Утром, когда поезд приближался к Москве, а в вагонном окне мелькали желтые березки, дачные домики, мокрые от дождя асфальтные шоссе с грузовиками, покорно ожидающими за опущенными шлагбаумами прохода поезда, когда пассажиры уже доставали с полок чемоданы и сумки и хотя еще ехали – вид у всех был людей приехавших, с выражением на лицах не поездных, дорожных, а каких-то уже московских забот, – на Прасковью Антоновну напало томящее беспокойство. Ей обещали, что в Москве ее встретят. Но пригородные строения мелькали за окном все гуще, вместо дачных поселков виднелись одни многоэтажные громадины, тонкие, плоские, похожие на пчелиные соты, поставленные на ребро, и, так же как соты ячейками, чернеющие тесными рядами окон, все чаще проносились платформы с толпами ожидающих людей, все явственней чувствовалось приближение огромного, неохватного, необозримого города, рождавшее ощущение, что сам ты, отдельный человек, в такой же пропорции с этим приближением как бы убываешь, сокращаешься в размерах, мельчаешь до ничтожной малости; потом поплыла мимо окна, замедляясь, и остановилась последняя платформа с носильщиками возле тележек, вмиг наполнившаяся хлынувшими на нее из всех вагонов пассажирами, – и Прасковья Антоновна окончательно струхнула, что те, кто должен ее встретить, без кого она беспомощна и не сможет ступить на московской земле даже шагу, просто-напросто не найдут ее в этом многолюдстве, пестрой беспорядочной человеческой сутолоке.

Однако страх ее был напрасен. Чьи-то голоса уже произносили ее имя-отчество, какие-то улыбающиеся люди, в которых она не сразу узнала приезжавших в Ольшанск журналистов, уже пробирались к ней навстречу по вагонному коридору, чьи-то руки вмиг подхватили ее чемодан, в то время как другие руки предупредительно поддерживали ее под локоть, помогая выйти из вагонного тамбура на платформу.

Черная, выстланная внутри мягким ковром, плавно тронувшаяся с места машина, на сумасшедшей скорости недолгий полет куда-то вместе с так же несущимися справа и слева другими машинами, под расспросы – удобно ли было Прасковье Антоновне в дороге, как она себя чувствует, не утомилась ли; подъезд, сверкающий черным мрамором, стеклом, сталью, качающиеся в одну и другую сторону массивные стеклянные двери, светлый гостиничный вестибюль с колоннами, выстланный светло-серыми полированными гранитными плитами, на которых, казалось, ступив, можно тут же поскользнуться, как на льду…

Потом лифт с быстро бегущими на табло цифрами этажей, сами собой с мягким звуком закрывающиеся и открывающиеся двери.

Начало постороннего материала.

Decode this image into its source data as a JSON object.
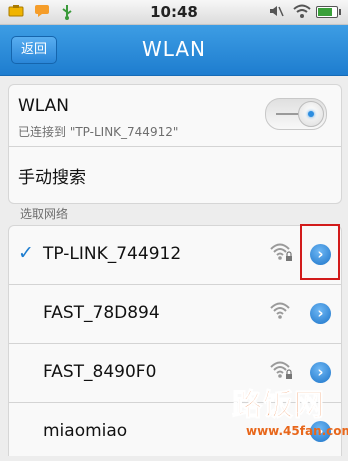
{
  "statusbar": {
    "time": "10:48",
    "left_icons": [
      "notification-icon",
      "chat-icon",
      "usb-icon"
    ],
    "right_icons": [
      "mute-icon",
      "wifi-icon",
      "battery-icon"
    ],
    "battery_level": 0.75
  },
  "titlebar": {
    "back_label": "返回",
    "title": "WLAN",
    "color": "#1e7dcf"
  },
  "wlan": {
    "label": "WLAN",
    "status": "已连接到 \"TP-LINK_744912\"",
    "enabled": true
  },
  "manual_search_label": "手动搜索",
  "section_label": "选取网络",
  "networks": [
    {
      "ssid": "TP-LINK_744912",
      "connected": true,
      "secured": true,
      "check": "✓",
      "arrow": "›"
    },
    {
      "ssid": "FAST_78D894",
      "connected": false,
      "secured": false,
      "check": "",
      "arrow": "›"
    },
    {
      "ssid": "FAST_8490F0",
      "connected": false,
      "secured": true,
      "check": "",
      "arrow": "›"
    },
    {
      "ssid": "miaomiao",
      "connected": false,
      "secured": false,
      "check": "",
      "arrow": "›"
    }
  ],
  "watermark": {
    "name": "路饭网",
    "url": "www.45fan.com"
  },
  "highlight_color": "#d21b1b"
}
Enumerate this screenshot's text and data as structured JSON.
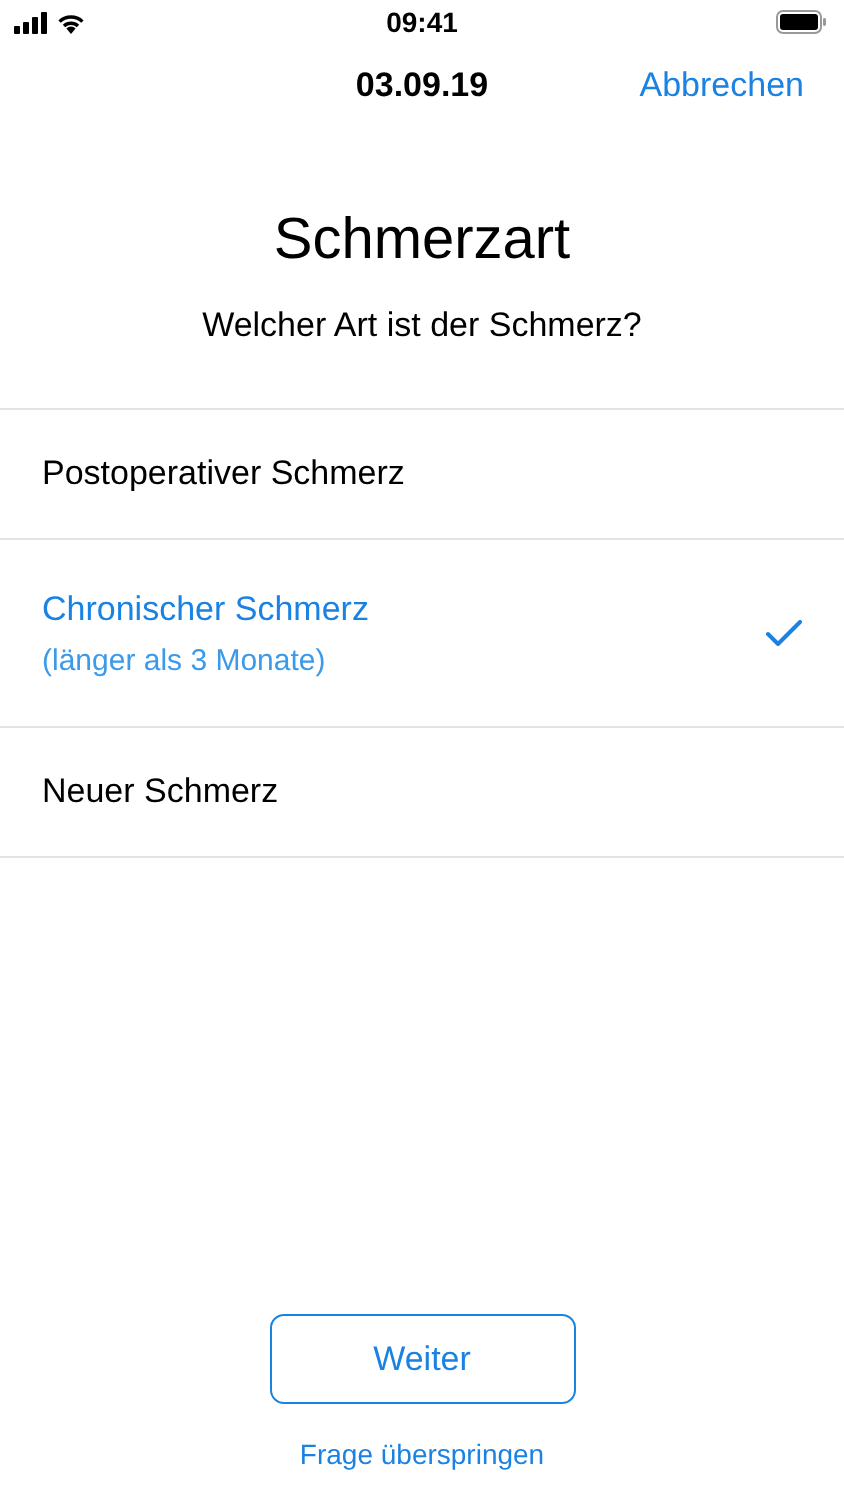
{
  "status_bar": {
    "time": "09:41"
  },
  "nav_bar": {
    "title": "03.09.19",
    "cancel": "Abbrechen"
  },
  "question": {
    "title": "Schmerzart",
    "subtitle": "Welcher Art ist der Schmerz?"
  },
  "options": [
    {
      "label": "Postoperativer Schmerz",
      "selected": false
    },
    {
      "label": "Chronischer Schmerz",
      "detail": "(länger als 3 Monate)",
      "selected": true
    },
    {
      "label": "Neuer Schmerz",
      "selected": false
    }
  ],
  "next_button": "Weiter",
  "skip_link": "Frage überspringen"
}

Прасковья Антоновна пришла в себя, стала более или менее отчетливо видеть окружающее уже только в гостиничном номере – с креслами, торшером, белым телефоном на маленьком столике, с низкой кроватью, на которой, кокетливо топорща уголки, стояла подушка в снежно-белой накрахмаленной наволочке. Пол в комнате был покрыт темно-зеленой тканью; на нее даже как-то неловко, жалко было наступить – так была она добротна, хороша, дорога на вид. Подошвы приятно тонули в ее мягком ворсе, шаги по комнате были совсем неслышны.

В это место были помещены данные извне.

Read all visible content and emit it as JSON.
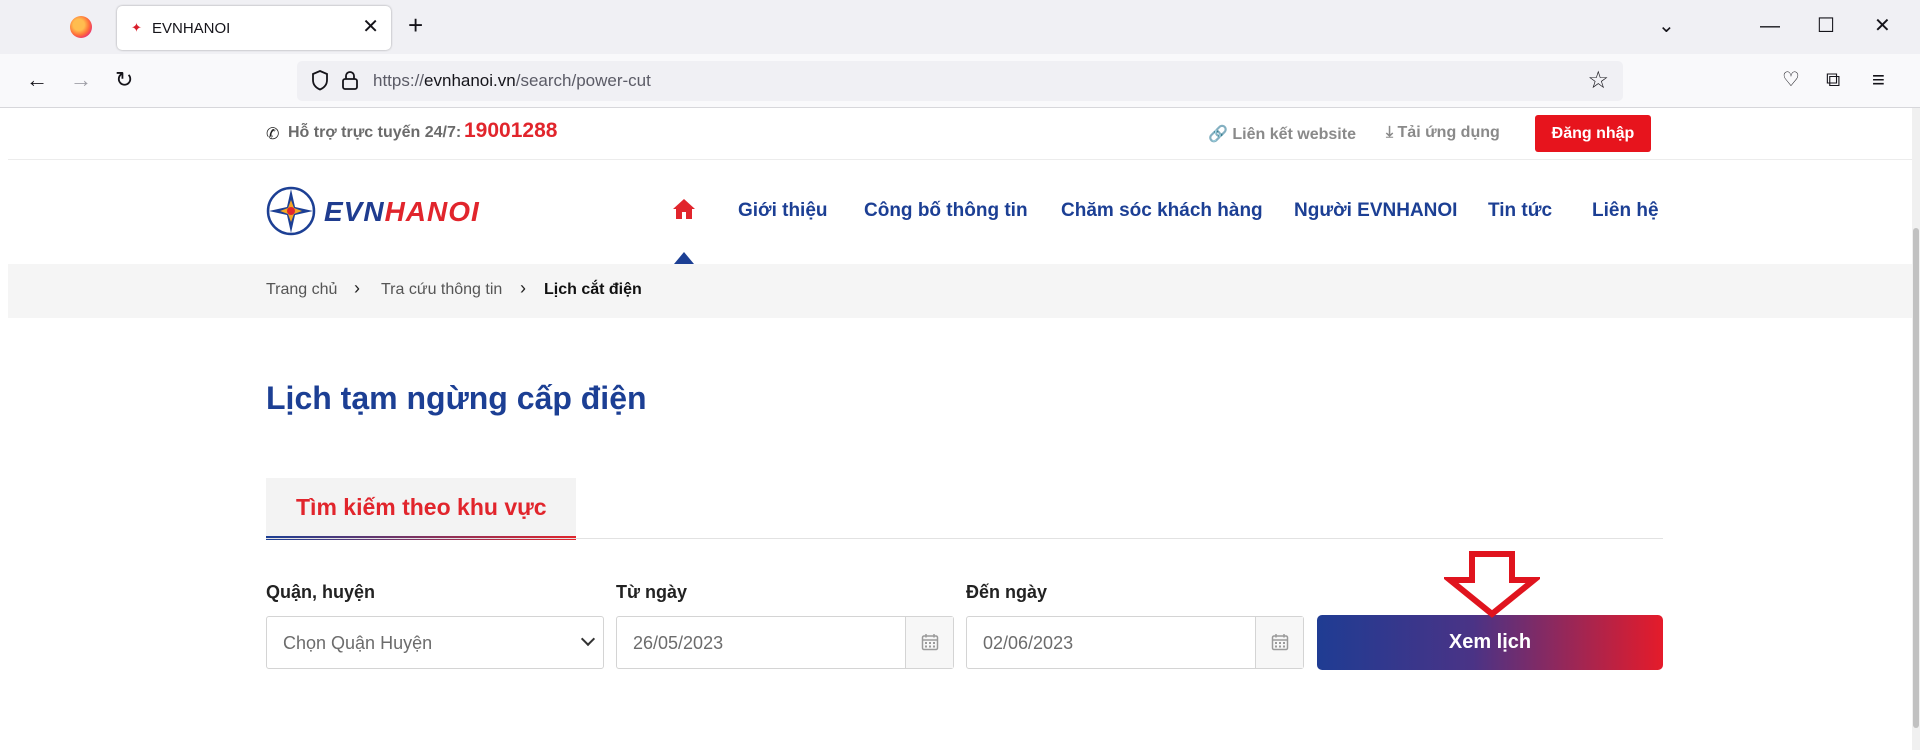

Еще внизу, в вестибюле, к журналистам присоединилась худенькая, лет двадцати трех, а если постарше – то совсем не намного, девушка. Она ожидала приезда Прасковьи Антоновны, подошла к ней, еще издали улыбаясь, протянула узкую, прохладную ладошку, назвала себя Таней.

В гостиничном номере, поставив под вешалкой чемодан Прасковьи Антоновны, устроив на деревянные плечики ее плащ, усадив ее в кресло, журналисты представили Таню уже обстоятельней. Сказали, что она будет в поездке переводчицей и устроителем всех дорожных и прочих дел, – пусть Прасковья Антоновна не стесняется, эксплуатирует Таню на все сто процентов, обращается к ней за всем, что нужно. Таня хоть и молода, но окончила факультет иностранных языков, знает французский и английский, не раз уже ездила за границу с делегациями и туристами, у нее есть нужный опыт, и журналисты уверены, что Таня будет хорошей спутницей Прасковье Антоновне, они подружатся и поездка их пройдет вполне благополучно, как надо.

Таня, когда о ней говорили журналисты, сдержанно, молчаливо улыбалась, – улыбчивость, похоже, была присуща ее лицу, привычкой, выработанной профессией.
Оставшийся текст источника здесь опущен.